En juin dernier s’est déroulée la 45e édition de la Western States, aux Etats-Unis. Tout simplement l’un des ultra-trails les plus anciens du monde qui relie la station de sports d’hiver de Squaw Valley à la ville d’Auburn, en Californie.

TEXTE : Luc Beurnaux

Photos : Luis Escobar

La Western States Endurance Run est l’un des mythes fondateurs du trail-running, qui ne portait pas encore ce nom, en 1974, lorsqu’un hurluberlu répondant au nom de Gordy Ainsleigh effectua la liaison Squaw Valley-Auburn, à pied, sur 100 miles, en moins de 24 heures (23h42 exactement, selon les archives). Le coureur chevelu voulait prouver que la Tevis Cup Ride - une course de chevaux organisée sur ce même parcours depuis 1955 - était réalisable à pied, dans les barrières imparties aux cavaliers et leurs montures (24 heures maxi). Un défi un peu loufoque, de ceux qui fondent des mythes, et qui débouchera finalement sur la création d’une des courses de trail-running les plus prisées de la planète.

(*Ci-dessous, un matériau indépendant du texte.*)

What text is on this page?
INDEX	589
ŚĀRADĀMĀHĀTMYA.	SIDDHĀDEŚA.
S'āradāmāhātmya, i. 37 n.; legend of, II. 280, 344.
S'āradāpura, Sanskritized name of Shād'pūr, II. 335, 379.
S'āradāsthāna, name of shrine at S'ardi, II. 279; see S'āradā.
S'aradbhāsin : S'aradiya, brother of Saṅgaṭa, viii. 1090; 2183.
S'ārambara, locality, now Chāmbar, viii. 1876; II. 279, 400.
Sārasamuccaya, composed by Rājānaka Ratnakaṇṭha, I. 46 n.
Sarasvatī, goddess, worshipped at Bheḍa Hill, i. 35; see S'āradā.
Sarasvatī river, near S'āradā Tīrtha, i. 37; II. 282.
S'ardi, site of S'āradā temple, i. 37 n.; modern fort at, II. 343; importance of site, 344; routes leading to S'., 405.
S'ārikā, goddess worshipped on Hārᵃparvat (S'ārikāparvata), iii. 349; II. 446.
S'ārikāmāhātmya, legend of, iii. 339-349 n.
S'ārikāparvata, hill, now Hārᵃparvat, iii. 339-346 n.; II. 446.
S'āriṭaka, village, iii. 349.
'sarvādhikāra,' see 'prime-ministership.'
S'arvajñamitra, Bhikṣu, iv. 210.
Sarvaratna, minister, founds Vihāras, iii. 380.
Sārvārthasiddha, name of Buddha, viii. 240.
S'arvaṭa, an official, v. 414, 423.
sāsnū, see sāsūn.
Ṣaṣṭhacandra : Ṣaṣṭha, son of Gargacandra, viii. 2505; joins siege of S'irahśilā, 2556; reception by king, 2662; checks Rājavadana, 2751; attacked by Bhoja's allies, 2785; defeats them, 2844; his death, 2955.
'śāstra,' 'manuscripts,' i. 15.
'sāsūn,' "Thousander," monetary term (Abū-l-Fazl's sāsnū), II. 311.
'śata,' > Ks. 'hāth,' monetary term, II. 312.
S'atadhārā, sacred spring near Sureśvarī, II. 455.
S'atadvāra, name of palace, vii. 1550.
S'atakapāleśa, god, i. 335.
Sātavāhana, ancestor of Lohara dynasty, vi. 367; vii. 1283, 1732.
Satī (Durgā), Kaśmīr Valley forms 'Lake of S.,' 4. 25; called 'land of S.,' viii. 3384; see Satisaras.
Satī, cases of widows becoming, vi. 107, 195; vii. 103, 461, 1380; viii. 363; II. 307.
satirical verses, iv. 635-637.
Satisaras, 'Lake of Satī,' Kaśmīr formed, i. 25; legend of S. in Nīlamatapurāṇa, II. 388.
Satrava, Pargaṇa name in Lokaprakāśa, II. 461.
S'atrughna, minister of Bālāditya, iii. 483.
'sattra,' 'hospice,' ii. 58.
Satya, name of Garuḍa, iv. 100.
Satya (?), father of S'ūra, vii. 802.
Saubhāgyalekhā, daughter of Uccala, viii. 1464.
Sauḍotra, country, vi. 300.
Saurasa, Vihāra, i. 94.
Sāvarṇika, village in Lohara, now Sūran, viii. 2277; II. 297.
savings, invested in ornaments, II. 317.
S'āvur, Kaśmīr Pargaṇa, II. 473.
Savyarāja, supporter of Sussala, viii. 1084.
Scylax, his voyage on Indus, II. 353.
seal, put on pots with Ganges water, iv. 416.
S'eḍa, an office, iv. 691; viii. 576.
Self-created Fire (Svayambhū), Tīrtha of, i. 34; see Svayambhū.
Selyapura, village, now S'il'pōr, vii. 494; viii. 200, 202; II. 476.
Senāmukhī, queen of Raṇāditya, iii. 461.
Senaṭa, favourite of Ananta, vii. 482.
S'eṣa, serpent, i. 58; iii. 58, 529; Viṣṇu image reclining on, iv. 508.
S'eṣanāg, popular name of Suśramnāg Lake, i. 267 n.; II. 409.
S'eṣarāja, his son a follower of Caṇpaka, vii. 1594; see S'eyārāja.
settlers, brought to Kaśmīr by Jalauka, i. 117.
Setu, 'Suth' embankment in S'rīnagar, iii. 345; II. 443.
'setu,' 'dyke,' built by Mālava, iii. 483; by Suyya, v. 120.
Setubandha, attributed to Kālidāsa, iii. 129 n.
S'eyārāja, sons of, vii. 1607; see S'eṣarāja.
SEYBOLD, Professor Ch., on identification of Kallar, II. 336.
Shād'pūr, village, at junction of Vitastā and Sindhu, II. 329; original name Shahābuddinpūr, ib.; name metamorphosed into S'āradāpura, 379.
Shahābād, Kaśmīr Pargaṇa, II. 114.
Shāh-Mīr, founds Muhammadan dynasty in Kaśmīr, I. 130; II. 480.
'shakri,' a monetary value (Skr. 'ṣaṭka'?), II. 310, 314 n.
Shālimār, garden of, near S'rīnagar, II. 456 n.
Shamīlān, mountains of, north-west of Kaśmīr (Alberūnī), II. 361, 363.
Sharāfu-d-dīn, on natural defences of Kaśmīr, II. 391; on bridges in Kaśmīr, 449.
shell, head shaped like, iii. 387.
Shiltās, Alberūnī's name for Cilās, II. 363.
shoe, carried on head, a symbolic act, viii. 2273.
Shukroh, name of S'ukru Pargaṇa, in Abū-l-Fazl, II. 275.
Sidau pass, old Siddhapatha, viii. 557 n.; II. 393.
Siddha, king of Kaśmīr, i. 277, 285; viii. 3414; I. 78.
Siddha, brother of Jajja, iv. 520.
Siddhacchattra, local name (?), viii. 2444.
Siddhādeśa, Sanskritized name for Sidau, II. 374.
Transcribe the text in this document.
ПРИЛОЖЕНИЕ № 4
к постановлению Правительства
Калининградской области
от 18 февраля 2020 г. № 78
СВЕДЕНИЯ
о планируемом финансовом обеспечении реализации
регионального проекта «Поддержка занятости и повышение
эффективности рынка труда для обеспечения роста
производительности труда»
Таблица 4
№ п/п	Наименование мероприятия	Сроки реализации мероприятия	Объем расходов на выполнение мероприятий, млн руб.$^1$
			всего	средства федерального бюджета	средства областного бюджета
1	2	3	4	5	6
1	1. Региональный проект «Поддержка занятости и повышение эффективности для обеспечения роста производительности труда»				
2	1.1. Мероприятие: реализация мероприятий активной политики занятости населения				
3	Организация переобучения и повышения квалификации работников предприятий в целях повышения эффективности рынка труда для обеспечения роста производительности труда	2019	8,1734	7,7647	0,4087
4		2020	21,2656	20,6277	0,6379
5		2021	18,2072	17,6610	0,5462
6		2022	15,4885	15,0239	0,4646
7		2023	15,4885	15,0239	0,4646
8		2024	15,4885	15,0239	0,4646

En 1977, lors de la première édition officielle de l’épreuve pédestre, ils sont 14 pionniers à se joindre aux cavaliers et chevaux. Au fil des ans, le succès populaire ne se démentira pas, si bien que l’épreuve pédestre finira par se désolidariser de l’épreuve équestre, et prendra sa place propre au calendrier, au mois de juin, un mois avant l’épreuve équestre.

Depuis 45 ans désormais, le dernier week-end de juin est une date marquée au fer rouge par tous les amateurs de trail-running. Mais encore faut-il bénéficier d’une once de chance pour vivre le mythe. Les places sont en effet très chères sur l’épreuve. Comme sur toutes les épreuves « outdoor » des Etats Unis empruntant des Parcs Nationaux, le nombre de coureurs est restreint, afin de limiter l’impact sur l’environnement.

Un peu plus de 350 coureurs sont ainsi autorisés à emprunter le parcours traversant le massif de la Sierra Nevada, entre Squaw Valley et Auburn. Un système de loterie / tirage au sort est donc mis en place pour désigner les heureux participants. Depuis la station de sports d’hiver de Squaw Valley, site des JO 1960, les concurrents empruntent, sur 100 miles (161km), un parcours sauvage, au profil plutôt descendant, et plutôt roulant.

Les trailers suivent en fait une portion du Western States Trail, un GR à l’américaine, qui relie Salt Lake City, en Utah, à Sacramento, en Californie. Une progression sur la trace des chercheurs d’or et d’argent du XIXe siècle, qui cherchaient une voie de communication entre les mines d’or de la région d’Auburn, et celles d’argent de Comstock Lode, dans le Nevada. Au programme, 5500m de dénivelé positif tout de même, et 7000m de dénivelé négatif. Ce qui en fait une épreuve assez inédite et spécifique dans le paysage des ultra-trails mondiaux. D’où une préparation spécifique indispensable pour les concurrents, qui devront s’attendre à devoir courir un maximum sur ce tracé, du moins beaucoup plus que sur certains autres ultra-trails moins roulants.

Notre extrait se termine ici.